“If you declare with your mouth, “Jesus is Lord,” and believe in your heart that God raised him from the dead, you will be saved.”
My faith started in kindergarten, or so I have been told. The story I’ve heard is that when I was little I was a troublemaker. I attended a Christian kindergarten and my teacher thought that if I accepted Jesus into my heart, it might help me be less naughty. My mother says that one day when she came to pick me up from school that she was informed that I had asked Jesus into my heart. I remember this only through the stories of others. I never heard about whether or not my behavior in kindergarten improved.
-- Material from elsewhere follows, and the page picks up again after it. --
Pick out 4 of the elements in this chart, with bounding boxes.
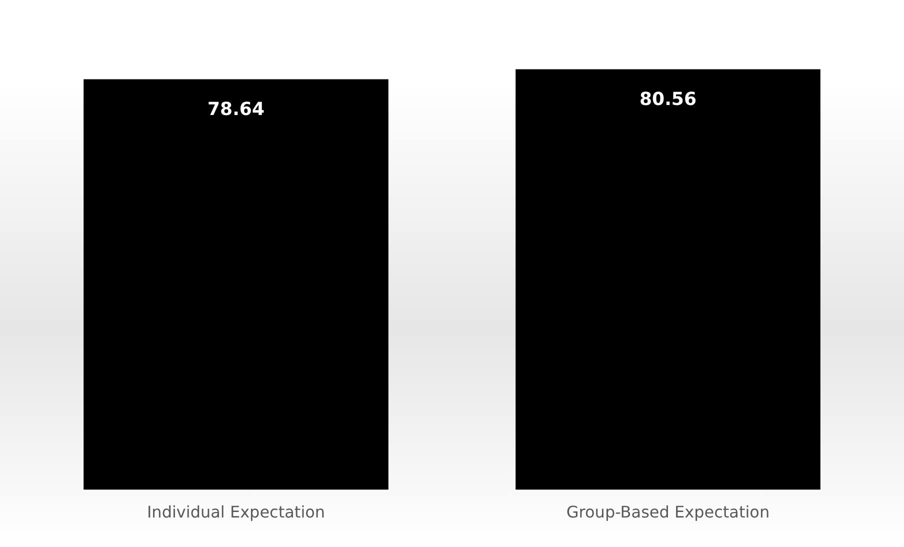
x-tick-label: Group-Based Expectation [566,502,770,522]
data-label: 80.56 [640,88,696,110]
x-tick-label: Individual Expectation [146,502,326,522]
data-label: 78.64 [208,98,264,120]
Somewhere along my faith journey, I heard that you only needed to declare Jesus as your savior and Lord once. Once you welcomed God into your life you were set. But somehow that lesson didn’t fully take. I remember asking Jesus into my heart a few more times throughout the years. In summer camp, while walking home from church one Sunday, and when praying with someone else who wanted to be saved.
I understand that we are healed, reconciled and saved, by the grace of God. I understand that the grace of God is greater than any mishap, mistake, or misunderstanding we may have. Yet, I think there is great value in circling back again and again to the simple affirmation, “Jesus is Lord.”
When are frustrated by how the day has unfolded, come back to the prayer, “Jesus is Lord.”
When the test results are inconclusive and more tests are needed, “Jesus is Lord.”
When we are worried about our loved ones, “Jesus is Lord.”
When we feel on top of the world, “Jesus is Lord.”
When all is still and calm, “Jesus is Lord.”
When we assert that Jesus is Lord we are saying that our anxieties are not our Lord, our ego is not our Lord, our circumstances are not our Lord. We follow Christ, for Christ alone knows the way to resurrection and to life.
In whatever circumstance you find yourself in with your family, your work, your finances, your friendships, let your heart repeat and rest in the simple affirmation, “Jesus is Lord.”